Dès son discours d’ouverture, le ministre a tenté de ménager la profession, tout en assumant la nécessité de faire le tri. Les diagnostiqueurs ont « un rôle majeur, parfois mal compris » , souligne Vincent Jeanbrun, regrettant le « diagnostiqueur-bashing » à l’œuvre selon lui. Le ministre propose ainsi la création d’une charte de déontologie pour la profession, afin notamment de fiabiliser le DPE.
S’il est loin d’être le seul diagnostic réalisé par ces professionnels, le DPE concentre le plus de tensions. Car pour un propriétaire, le statut de passoire thermique (un DPE noté F ou G) est souvent synonyme d’ une forte décote . Selon les notaires de France, en 2024, un bien noté G se vendait 12 % moins cher qu’un appartement classé D, et jusqu’à 25 % de moins pour une maison. Il est de plus interdit de le mettre en location.
Dans le même temps, la profession n’a pas été épargnée par les critiques. Fin 2024, une étude de la start-up Krno a fait l’effet d’une petite bombe : d’après l’entreprise, près de 1,3 million de logements auraient reçu un DPE surestimé. Une publication vivement contestée par les organisations professionnelles, mais qui a contribué à remettre le sujet sur la table. Quelques mois plus tard, la Cour des comptes a, elle aussi, appelé à des réformes rapides de la filière.

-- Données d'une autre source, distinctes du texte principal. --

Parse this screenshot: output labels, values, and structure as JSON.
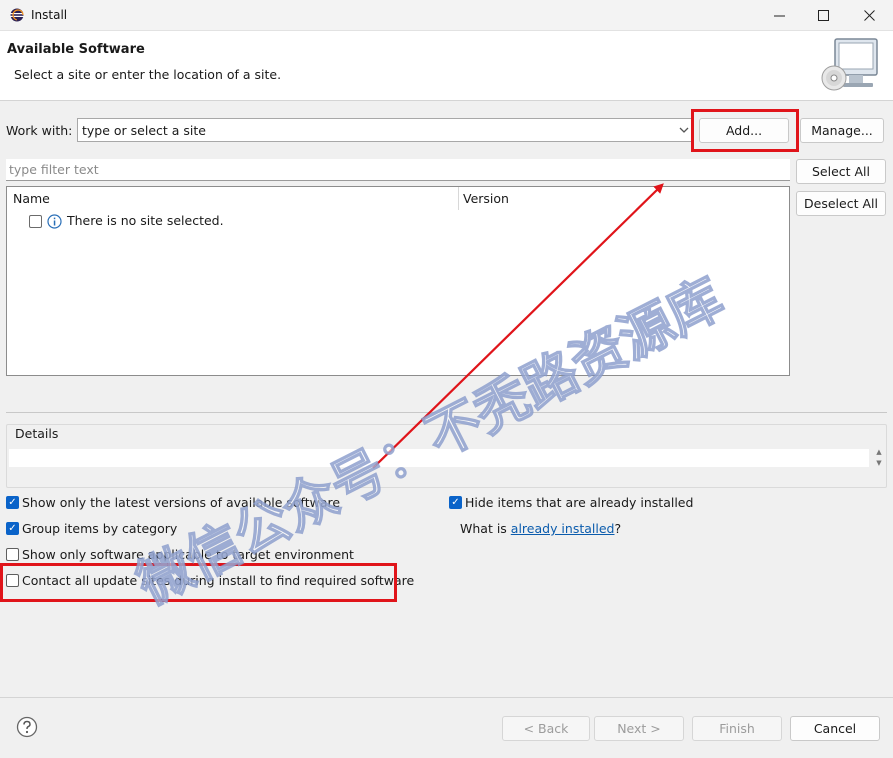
{
  "window": {
    "title": "Install",
    "minimize_glyph": "—",
    "maximize_glyph": "☐",
    "close_glyph": "✕"
  },
  "header": {
    "title": "Available Software",
    "subtitle": "Select a site or enter the location of a site."
  },
  "work_with": {
    "label": "Work with:",
    "value": "type or select a site",
    "add_button": "Add...",
    "manage_button": "Manage..."
  },
  "filter": {
    "placeholder": "type filter text"
  },
  "selection": {
    "select_all": "Select All",
    "deselect_all": "Deselect All"
  },
  "table": {
    "columns": [
      "Name",
      "Version"
    ],
    "rows": [
      {
        "name": "There is no site selected.",
        "version": "",
        "checked": false
      }
    ]
  },
  "details": {
    "label": "Details"
  },
  "options": {
    "show_latest": {
      "label": "Show only the latest versions of available software",
      "checked": true
    },
    "group_by_category": {
      "label": "Group items by category",
      "checked": true
    },
    "show_applicable": {
      "label": "Show only software applicable to target environment",
      "checked": false
    },
    "contact_all": {
      "label": "Contact all update sites during install to find required software",
      "checked": false
    },
    "hide_installed": {
      "label": "Hide items that are already installed",
      "checked": true
    },
    "what_is_prefix": "What is ",
    "already_installed_link": "already installed",
    "what_is_suffix": "?"
  },
  "footer": {
    "back": "< Back",
    "next": "Next >",
    "finish": "Finish",
    "cancel": "Cancel"
  },
  "watermark": {
    "text": "微信公众号：不秃路资源库"
  },
  "colors": {
    "annotation_red": "#e0141a",
    "checkbox_blue": "#0a63c9",
    "link_blue": "#0b5cad"
  }
}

En 2025, l’ex-ministre Valérie Létard a lancé un « plan de restauration de la confiance » dans le DPE. En plus de contrôles plus fréquents, tout diagnostiqueur réalisant plus de 1 000 DPE en l’espace d’un an peut désormais faire l’objet d’une suspension. De nouvelles règles qui agacent une partie de la profession présente ce jeudi après-midi. « Si je suis suspendu 18 mois, comment je nourris ma famille ? » , lance un diagnostiqueur présent dans la salle. « On met sa carrière professionnelle en jeu à chaque contrôle » , regrette un autre.
Mais les diagnostiqueurs ne parlent pas tous d’une même voix. Ce jeudi après-midi, pas moins de huit représentants d’organisations professionnelles étaient invités à s’exprimer. Si tous semblent d’accord pour créer une instance représentative unique, des tensions ressortent rapidement dès qu’on entre dans les détails. « Nous n’avons pas tous la même définition de ce métier » , tacle Patrick Gombaud, président de l’Organisation nationale d’éthique du diagnostic immobilier (ONEDI). « Il y a des gens ici qui ne sont pas forcément représentatifs » , assène de son côté Lionel Janot, président de l’Alliance du diagnostic immobilier (ADI).
Derrière la question technique du DPE, c’est donc une bataille de gouvernance qui se dessine. Faut-il créer un ordre professionnel, un « quasi-ordre » ou une instance représentative unique ? Le député EPR Daniel Labaronne, chargé d’une mission sur le sujet, a rappelé que les pouvoirs publics avaient besoin d’un interlocuteur unique, capable de représenter une profession éclatée entre indépendants, réseaux, bureaux d’études et organismes de formation.
L’État veut donc fiabiliser un outil devenu incontournable pour la transition énergétique et le marché immobilier, sans donner le sentiment de sanctionner toute une profession. Les diagnostiqueurs, eux, veulent à tout prix s’ôter l’étiquette d’une profession entachée par les fraudes. Le ministre souhaite réunir à nouveau les professionnels d’ici deux mois.